Maverick County commissioners on Aug. 15 heard a presentation from David Gonzalez of PfM Financial Advisors on a proposal to restructure the county's 2020 certificates of obligation to avoid a projected seven-cent jump in the interest-and-sinking tax rate in fiscal 2030.

Maverick County commissioners on Aug. 15 heard a presentation from David Gonzalez of PfM Financial Advisors on a proposal to restructure certificates of obligation issued in 2020 to avoid a large bullet payment and a consequent jump in the county's interest-and-sinking (I&S) tax rate in fiscal 2030.

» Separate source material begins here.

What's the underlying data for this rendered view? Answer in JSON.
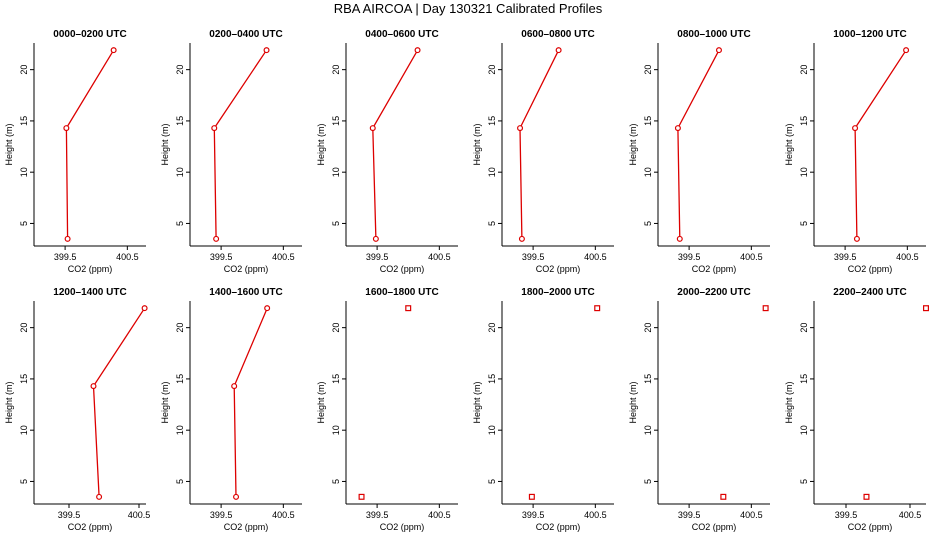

Gonzalez told the court a bank is willing to refinance the outstanding 2020 maturity for a 20-year term at a fixed interest rate of 4.79 percent, which would spread the county's payment obligation and prevent the modeled increase in the I&S rate of roughly seven cents that would otherwise arrive in 2030.

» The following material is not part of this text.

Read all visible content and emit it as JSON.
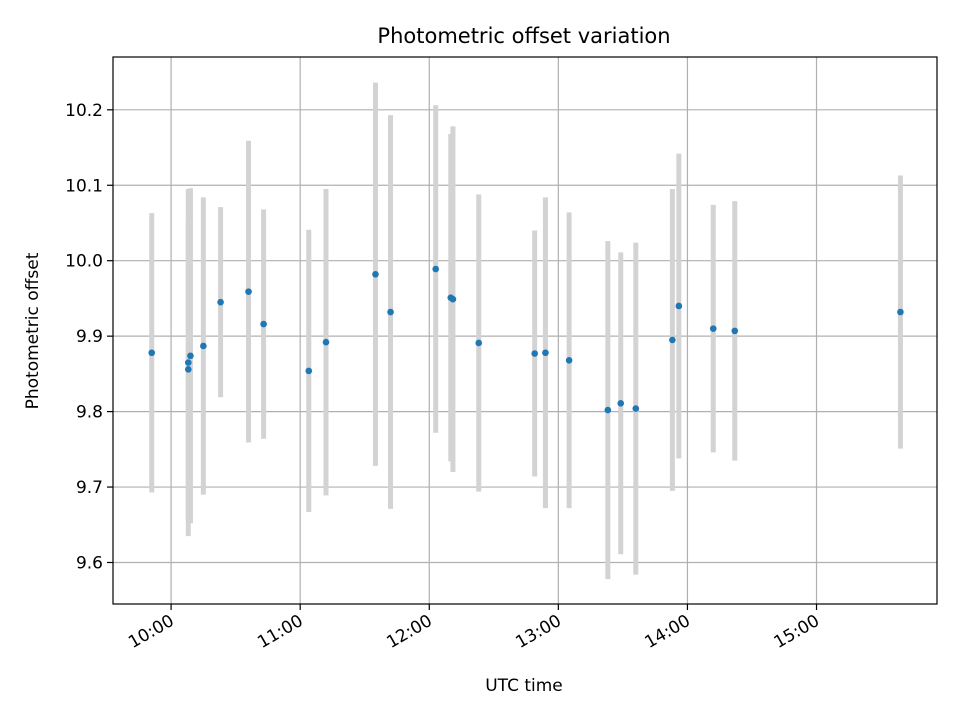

The plan is a restructuring, not a rate-refinancing for net present-value savings, Gonzalez said: "We're not locking in the lower interest rate. We're just spreading out the debt." He said that stretching the maturity will increase total interest paid over the life of the debt while avoiding the single-year spike in 2030.

Why it matters: the county currently faces a large bullet payment coming due on the 2020 certificates. Gonzalez's slides showed the county's debt-service profile jumping from about $2.7 million in one year to roughly $6.0 million the next if the 2030 maturity remains as structured. Under the bank proposal, that single-year payment would fall to roughly $302,000 in the modeled refunded schedule and the annual I&S levy would be smoothed.

Court discussion and next steps: Judge Canto and commissioners questioned how the original 2020 obligation was spent. The judge said preliminary county office records indicate some of the 2020 proceeds were used for the county amphitheater; the court asked staff to confirm exact project use. Because the presentation was informational, the court took no binding vote on the financing on Aug. 15; Gonzalez said staff and bond counsel would return with final documents for a vote at a scheduled Aug. 27 meeting and, if approved, the loan would close on Sept. 24.

The court and staff emphasized two trade-offs: (1) the bank option avoids open-market issuance costs (ratings, underwriter fees and related counsel) and (2) lengthening the maturity reduces near-term tax pressure but increases long-term interest expense.

The court made no formal financing commitment on Aug. 15; commissioners agreed to place the item on the Aug. 27 agenda for action.

Ending: County staff will provide written backup showing the original purpose of the 2020 certificates and final loan documents before the Aug. 27 vote; commissioners asked the auditor and budget office to confirm the prior expenditures and the final projected tax-rate impact before any approval.